The setting is spare: a mostly bare stage, folding chairs arranged for the meeting, and a table set aside for the group’s modest refreshments. The play begins almost tentatively, as Rayne (Keilly McQuail), a prospective newcomer, hovers at the threshold while Jane (April Mathis) prepares the room. Their brief exchange about donuts and cupcakes establishes the play’s naturalistic rhythms—casual, lightly humorous, and attentive to the small talk that often fills the edges of more serious conversations.
Rayne soon retreats, apparently losing her nerve, leaving the regulars to gather: Joan (Elizabeth Marvel); Jolly (Kathleen Chalfont), an elderly sponsorship coordinator; Janet (Mallory Portnoy); and Joane (Maria Elena Ramirez). Nearly everyone bears a name beginning with “J”—a detail that initially feels like a wry joke but also subtly blurs distinctions among the characters, an effect the play itself occasionally acknowledges.
The meetings yield glimpses of the women’s inner lives rather than full confessions. Janet describes a dream in which a driver urges her to shed excess baggage—literal and emotional—including, improbably, a man tucked into her duffel bag. Joane discusses difficulties with her son, while Joan voices lingering doubts about her progress. Yet some stories remain conspicuously untold. Jane, who seems the picture of composure as she organizes the room, is revealed in solitary moments to be carrying burdens she has not shared with the group.
If the play withholds the kind of dramatic escalation audiences might expect from this premise—recent ensemble dramas like Liberation build more overtly toward confrontation—that restraint appears to be the point.

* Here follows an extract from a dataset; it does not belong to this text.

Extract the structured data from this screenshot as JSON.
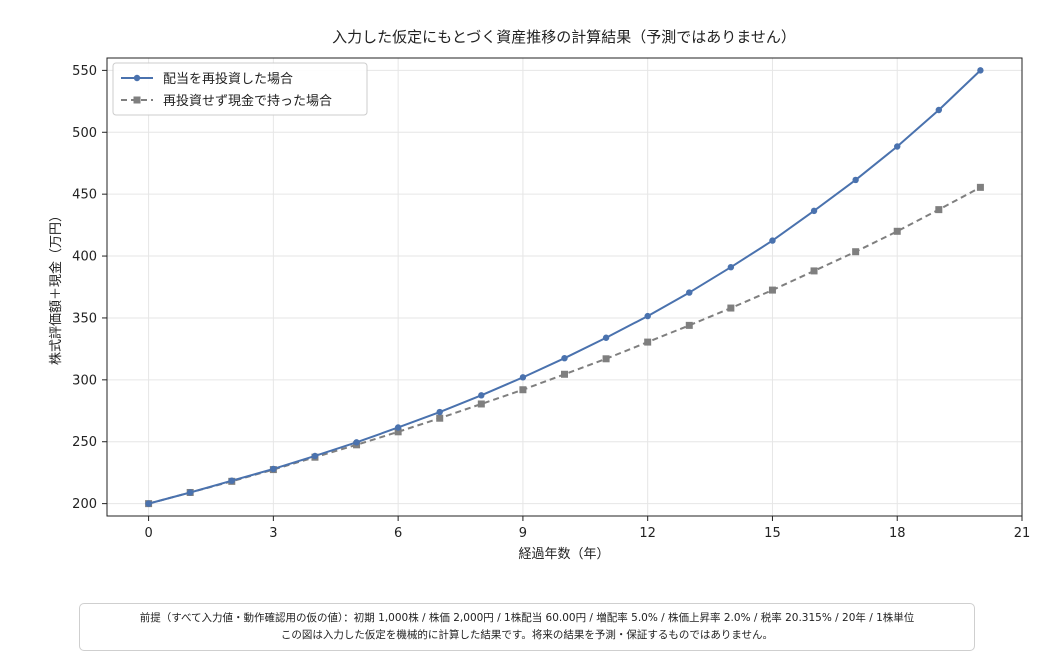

Perkins is less interested in climaxes than in the subtle ways people circle their truths. His writing observes these women with notable compassion, and the performances are so unforced that the scenes often feel overheard rather than staged.

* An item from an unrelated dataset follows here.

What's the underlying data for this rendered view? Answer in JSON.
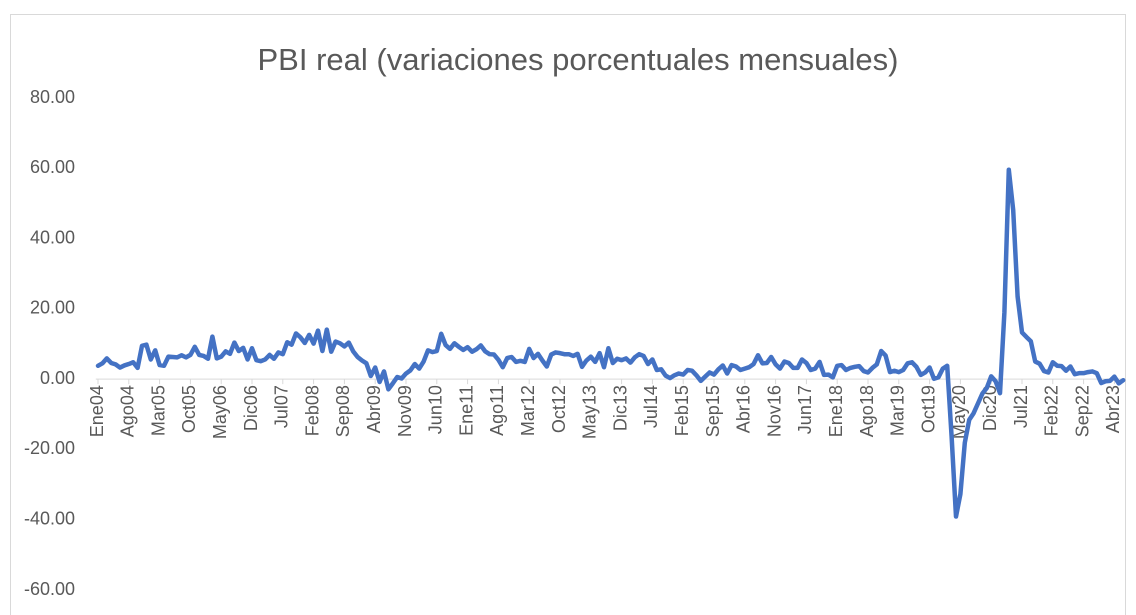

The production, directed with understated assurance by Les Waters, leans fully into that quiet realism. Humor surfaces naturally, often in passing remarks that momentarily lighten the room before the conversation settles again into something more reflective.

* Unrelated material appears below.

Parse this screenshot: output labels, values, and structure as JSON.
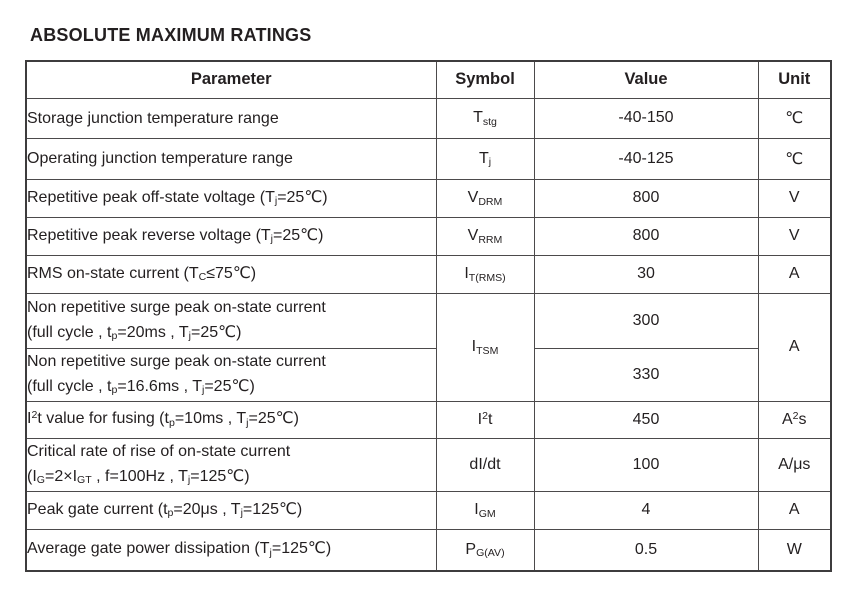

The design supports the play’s unadorned approach. The scenic elements evoke the plain functionality of a meeting space, while Yuki Link’s flat fluorescent lighting captures the slightly institutional atmosphere familiar to anyone who has spent time in such rooms. The work was commissioned and developed by Clubbed Thumb, whose mission to produce “funny, strange and provocative new plays by living American writers” finds a thoughtful, if deliberately modest, example here.